The 3 Story Elements That Jumanji Gets Right


4 Comments

Crisco Fields · September 18, 2021 at 10:54 am

I found that Billy shouldn’t have been worthy. The things he did, didn’t seem “pure of heart” and he seemed like a jerk.

Jenny · August 23, 2019 at 1:08 am

I liked the movie for the most part my main complaint is the kid they cast for the role was to old billy was 12 not 15 in the comics

Marie · April 11, 2019 at 3:12 am

I just watched Shazam! today… Or at least, I tried to watch it… But walked out after an hour an a half of it… I just found it really boring and incongruous somehow. Then I read this, and thought, yes. Exactly. Everything is so contrived and even rather senseless. One thing I found particularly jarring that kept me distracted was how there was such a HUGE disconnect between Billy as himself and whenever he was Shazam. He’s established as a brooding kid completely uninterested in everything else except finding his mother—certainly not superhero stuff. Then he becomes Shazam and suddenly he’s all into it like it’s something he’s always wanted to be, suddenly weirdly forgetting what was established to be his primary character motivation: finding his mother.
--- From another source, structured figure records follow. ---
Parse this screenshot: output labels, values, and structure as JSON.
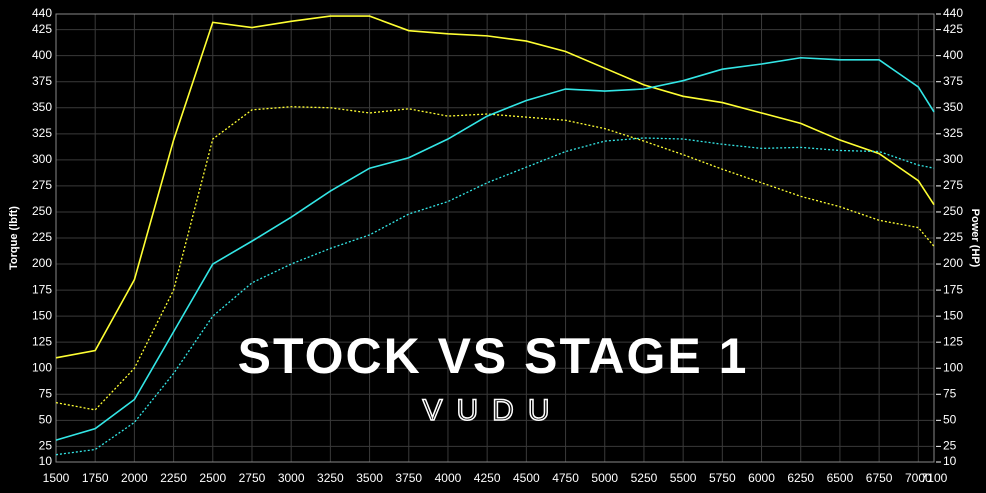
{
  "chart_data": {
    "type": "line",
    "title": "STOCK VS STAGE 1",
    "subtitle": "VUDU",
    "y_label": "Torque (lbft)",
    "y2_label": "Power (HP)",
    "x": [
      1500,
      1750,
      2000,
      2250,
      2500,
      2750,
      3000,
      3250,
      3500,
      3750,
      4000,
      4250,
      4500,
      4750,
      5000,
      5250,
      5500,
      5750,
      6000,
      6250,
      6500,
      6750,
      7000,
      7100
    ],
    "series": [
      {
        "color": "#ffff33",
        "dashed": false,
        "values": [
          110,
          117,
          185,
          319,
          432,
          427,
          433,
          438,
          438,
          424,
          421,
          419,
          414,
          404,
          388,
          372,
          361,
          355,
          345,
          335,
          319,
          306,
          280,
          257
        ]
      },
      {
        "color": "#ffff33",
        "dashed": true,
        "values": [
          67,
          60,
          100,
          175,
          320,
          348,
          351,
          350,
          345,
          349,
          342,
          344,
          341,
          338,
          330,
          318,
          305,
          291,
          278,
          265,
          255,
          242,
          235,
          217
        ]
      },
      {
        "color": "#33e6e6",
        "dashed": false,
        "axis": "y2",
        "values": [
          31,
          42,
          70,
          135,
          200,
          222,
          245,
          270,
          292,
          302,
          320,
          342,
          357,
          368,
          366,
          368,
          376,
          387,
          392,
          398,
          396,
          396,
          370,
          346
        ]
      },
      {
        "color": "#33e6e6",
        "dashed": true,
        "axis": "y2",
        "values": [
          17,
          22,
          48,
          95,
          150,
          182,
          200,
          215,
          228,
          248,
          260,
          278,
          293,
          308,
          318,
          321,
          320,
          315,
          311,
          312,
          309,
          308,
          295,
          292
        ]
      }
    ],
    "xlim": [
      1500,
      7100
    ],
    "xticks": [
      1500,
      1750,
      2000,
      2250,
      2500,
      2750,
      3000,
      3250,
      3500,
      3750,
      4000,
      4250,
      4500,
      4750,
      5000,
      5250,
      5500,
      5750,
      6000,
      6250,
      6500,
      6750,
      7000,
      7100
    ],
    "ylim": [
      10,
      440
    ],
    "yticks": [
      10,
      25,
      50,
      75,
      100,
      125,
      150,
      175,
      200,
      225,
      250,
      275,
      300,
      325,
      350,
      375,
      400,
      425,
      440
    ],
    "y2lim": [
      10,
      440
    ],
    "y2ticks": [
      10,
      25,
      50,
      75,
      100,
      125,
      150,
      175,
      200,
      225,
      250,
      275,
      300,
      325,
      350,
      375,
      400,
      425,
      440
    ],
    "grid": true
  }
}
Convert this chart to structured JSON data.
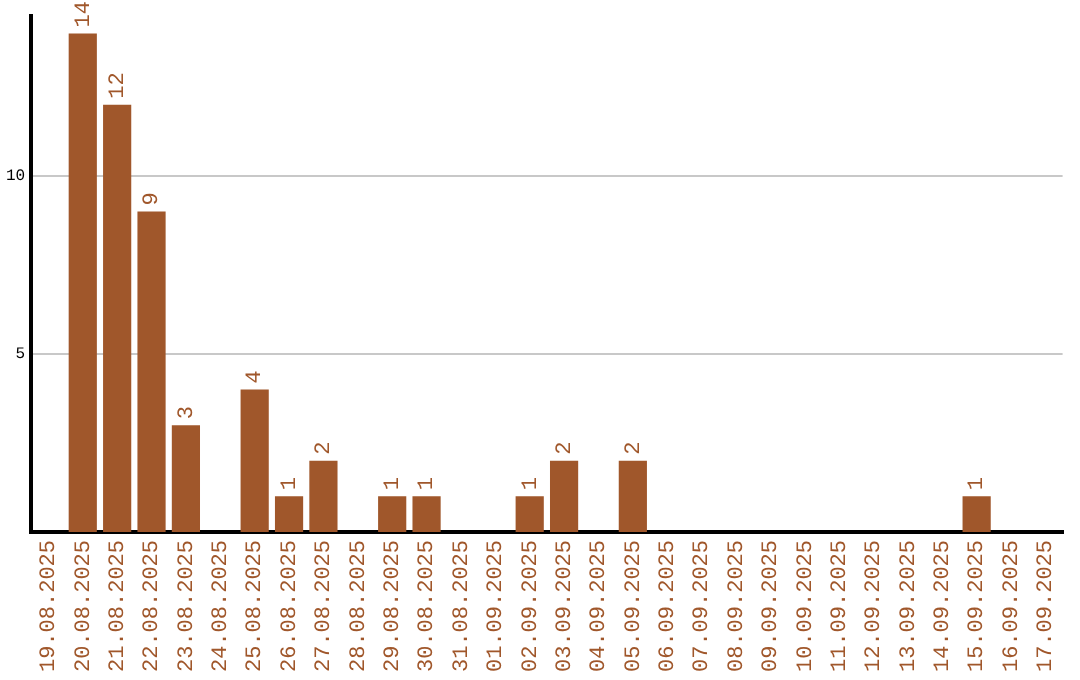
{
  "chart_data": {
    "type": "bar",
    "categories": [
      "19.08.2025",
      "20.08.2025",
      "21.08.2025",
      "22.08.2025",
      "23.08.2025",
      "24.08.2025",
      "25.08.2025",
      "26.08.2025",
      "27.08.2025",
      "28.08.2025",
      "29.08.2025",
      "30.08.2025",
      "31.08.2025",
      "01.09.2025",
      "02.09.2025",
      "03.09.2025",
      "04.09.2025",
      "05.09.2025",
      "06.09.2025",
      "07.09.2025",
      "08.09.2025",
      "09.09.2025",
      "10.09.2025",
      "11.09.2025",
      "12.09.2025",
      "13.09.2025",
      "14.09.2025",
      "15.09.2025",
      "16.09.2025",
      "17.09.2025"
    ],
    "values": [
      0,
      14,
      12,
      9,
      3,
      0,
      4,
      1,
      2,
      0,
      1,
      1,
      0,
      0,
      1,
      2,
      0,
      2,
      0,
      0,
      0,
      0,
      0,
      0,
      0,
      0,
      0,
      1,
      0,
      0
    ],
    "value_labels": [
      null,
      "14",
      "12",
      "9",
      "3",
      null,
      "4",
      "1",
      "2",
      null,
      "1",
      "1",
      null,
      null,
      "1",
      "2",
      null,
      "2",
      null,
      null,
      null,
      null,
      null,
      null,
      null,
      null,
      null,
      "1",
      null,
      null
    ],
    "color": "#a0572b",
    "ylim": [
      0,
      14.5
    ],
    "yticks": [
      5,
      10
    ],
    "grid": "y",
    "legend": false
  }
}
All in all, the movie just had too much buffoonery. It would have been nice if there was a balance between actual plot, character build up/development, and everything else… I also think the story could have been told in a better way but… it feels like one big random mess after another… Plus, I couldn’t find anything relatable about Shazam. He’s not even Billy Batson anymore… He’s just… Zachary Levi.
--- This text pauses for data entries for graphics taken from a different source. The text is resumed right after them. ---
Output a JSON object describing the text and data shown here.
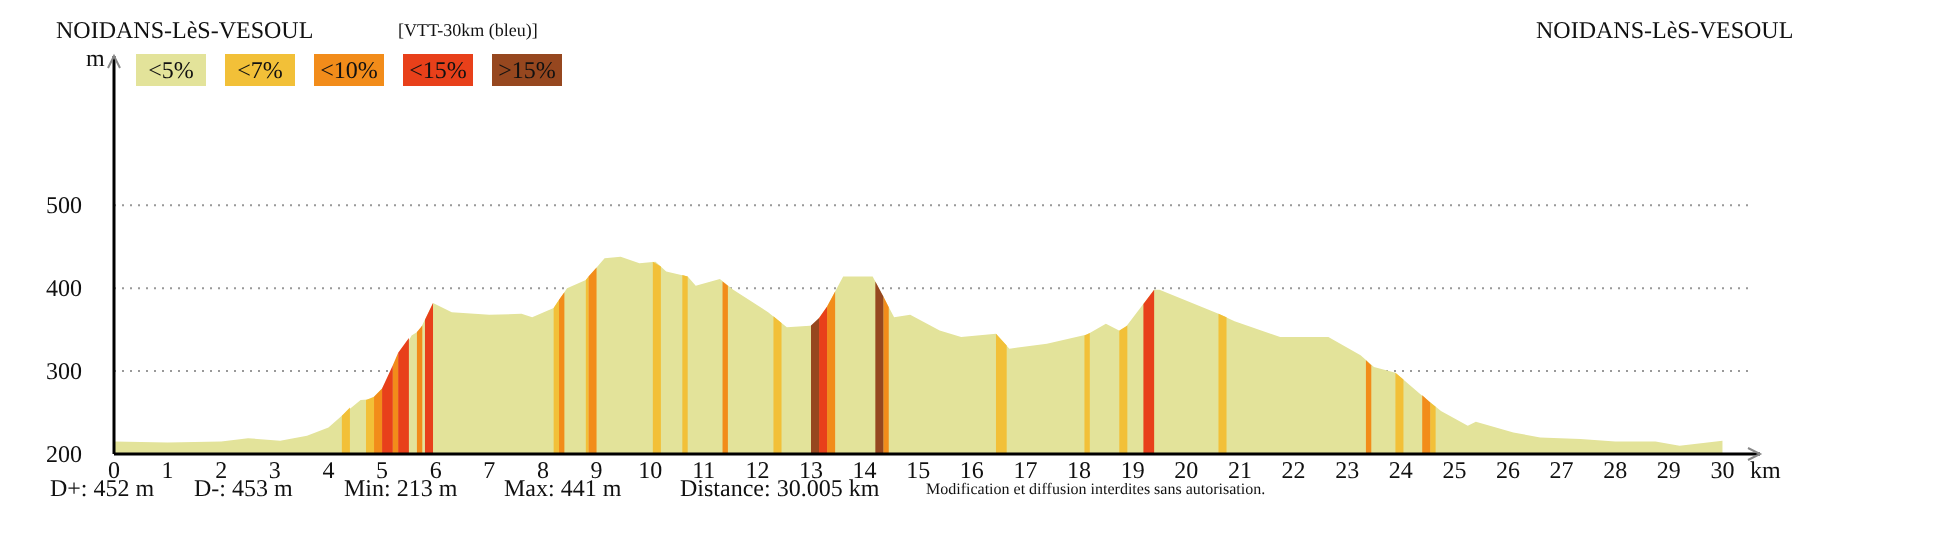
{
  "chart_data": {
    "type": "area",
    "title": "NOIDANS-LèS-VESOUL",
    "subtitle": "[VTT-30km (bleu)]",
    "xlabel": "km",
    "ylabel": "m",
    "annotations": [
      "NOIDANS-LèS-VESOUL",
      "D+: 452 m",
      "D-: 453 m",
      "Min: 213 m",
      "Max: 441 m",
      "Distance: 30.005 km",
      "Modification et diffusion interdites sans autorisation."
    ],
    "xlim": [
      0,
      30.7
    ],
    "xticks": [
      0,
      1,
      2,
      3,
      4,
      5,
      6,
      7,
      8,
      9,
      10,
      11,
      12,
      13,
      14,
      15,
      16,
      17,
      18,
      19,
      20,
      21,
      22,
      23,
      24,
      25,
      26,
      27,
      28,
      29,
      30
    ],
    "ylim": [
      200,
      680
    ],
    "yticks": [
      200,
      300,
      400,
      500
    ],
    "grid": "y",
    "legend": "top left",
    "series": [
      {
        "name": "<5%",
        "color": "#e3e39a",
        "x": [
          0,
          1,
          2,
          2.5,
          3.1,
          3.6,
          4.0,
          4.35,
          4.6,
          4.8,
          5.0,
          5.55,
          5.7,
          5.95,
          6.3,
          7.0,
          7.6,
          7.8,
          8.2,
          8.45,
          8.8,
          9.15,
          9.45,
          9.8,
          10.1,
          10.3,
          10.7,
          10.85,
          11.3,
          11.55,
          12.2,
          12.55,
          13.05,
          13.3,
          13.6,
          14.15,
          14.55,
          14.85,
          15.4,
          15.8,
          16.45,
          16.7,
          17.4,
          18.15,
          18.5,
          18.8,
          19.4,
          19.5,
          20.6,
          20.9,
          21.75,
          22.65,
          23.25,
          23.5,
          23.9,
          24.35,
          24.75,
          25.25,
          25.4,
          26.1,
          26.6,
          27.35,
          28,
          28.75,
          29.2,
          30
        ],
        "values": [
          215,
          214,
          215,
          219,
          216,
          222,
          232,
          252,
          265,
          266,
          279,
          343,
          349,
          382,
          371,
          368,
          369,
          365,
          376,
          400,
          410,
          436,
          438,
          430,
          432,
          420,
          414,
          403,
          411,
          398,
          371,
          353,
          355,
          378,
          414,
          414,
          365,
          368,
          349,
          341,
          345,
          327,
          333,
          344,
          357,
          347,
          398,
          398,
          369,
          360,
          341,
          341,
          319,
          305,
          298,
          273,
          252,
          234,
          239,
          226,
          220,
          218,
          215,
          215,
          210,
          216
        ]
      },
      {
        "name": "<7%",
        "color": "#f2c038",
        "x": [
          4.25,
          4.4,
          4.55,
          4.7,
          4.85,
          6.5,
          8.2,
          8.3,
          8.55,
          8.8,
          8.85,
          9.5,
          10.05,
          10.2,
          10.4,
          10.6,
          10.7,
          11.5,
          12.3,
          12.45,
          14.5,
          16.45,
          16.65,
          17.4,
          18.1,
          18.2,
          18.5,
          18.75,
          18.9,
          19.8,
          20.6,
          20.75,
          22.3,
          23.9,
          24.05,
          24.3,
          24.55,
          24.65
        ],
        "values": [
          246,
          256,
          null,
          265,
          269,
          null,
          376,
          386,
          null,
          410,
          414,
          null,
          432,
          426,
          null,
          416,
          414,
          null,
          366,
          358,
          null,
          345,
          331,
          null,
          343,
          346,
          null,
          349,
          355,
          null,
          369,
          365,
          null,
          298,
          290,
          null,
          262,
          257
        ]
      },
      {
        "name": "<10%",
        "color": "#f28c1a",
        "x": [
          4.85,
          5.0,
          5.1,
          5.2,
          5.3,
          5.5,
          5.65,
          5.75,
          7.0,
          8.3,
          8.4,
          8.6,
          8.85,
          9.0,
          10.0,
          11.35,
          11.45,
          12.5,
          13.3,
          13.45,
          13.9,
          14.35,
          14.45,
          19.0,
          23.35,
          23.45,
          23.9,
          24.4,
          24.55
        ],
        "values": [
          269,
          279,
          null,
          307,
          322,
          null,
          347,
          355,
          null,
          386,
          395,
          null,
          414,
          425,
          null,
          408,
          403,
          null,
          378,
          396,
          null,
          390,
          377,
          null,
          313,
          307,
          null,
          271,
          262
        ]
      },
      {
        "name": "<15%",
        "color": "#e8401a",
        "x": [
          5.0,
          5.2,
          5.25,
          5.3,
          5.5,
          5.6,
          5.8,
          5.95,
          10.0,
          13.15,
          13.3,
          16.0,
          19.2,
          19.4
        ],
        "values": [
          279,
          307,
          null,
          322,
          340,
          null,
          362,
          382,
          null,
          364,
          378,
          null,
          381,
          398
        ]
      },
      {
        "name": ">15%",
        "color": "#96471f",
        "x": [
          13.0,
          13.15,
          13.6,
          14.2,
          14.35
        ],
        "values": [
          355,
          364,
          null,
          408,
          390
        ]
      }
    ]
  }
}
    Justin · April 18, 2019 at 5:54 pm

    Sad but true. I think it’s really difficult to ground humor within drama, which is why the tone of Shazam! (and Aquaman, and lots of other action films that try to be everything all at once) feels so disjointed. It’s also why the Marvel films stand out, because they tend to do it much better and much more consistently than anyone else does. Shazam! probably would have benefitted from giving Billy literally any additional character trait beyond “sullen seeker of a specific fact,” because as it is he comes across as a walking plot device… but when your entire plot is basically a series of punchlines en route to a “we’re all in this together” feel-good moral, I guess consistency and depth are luxuries.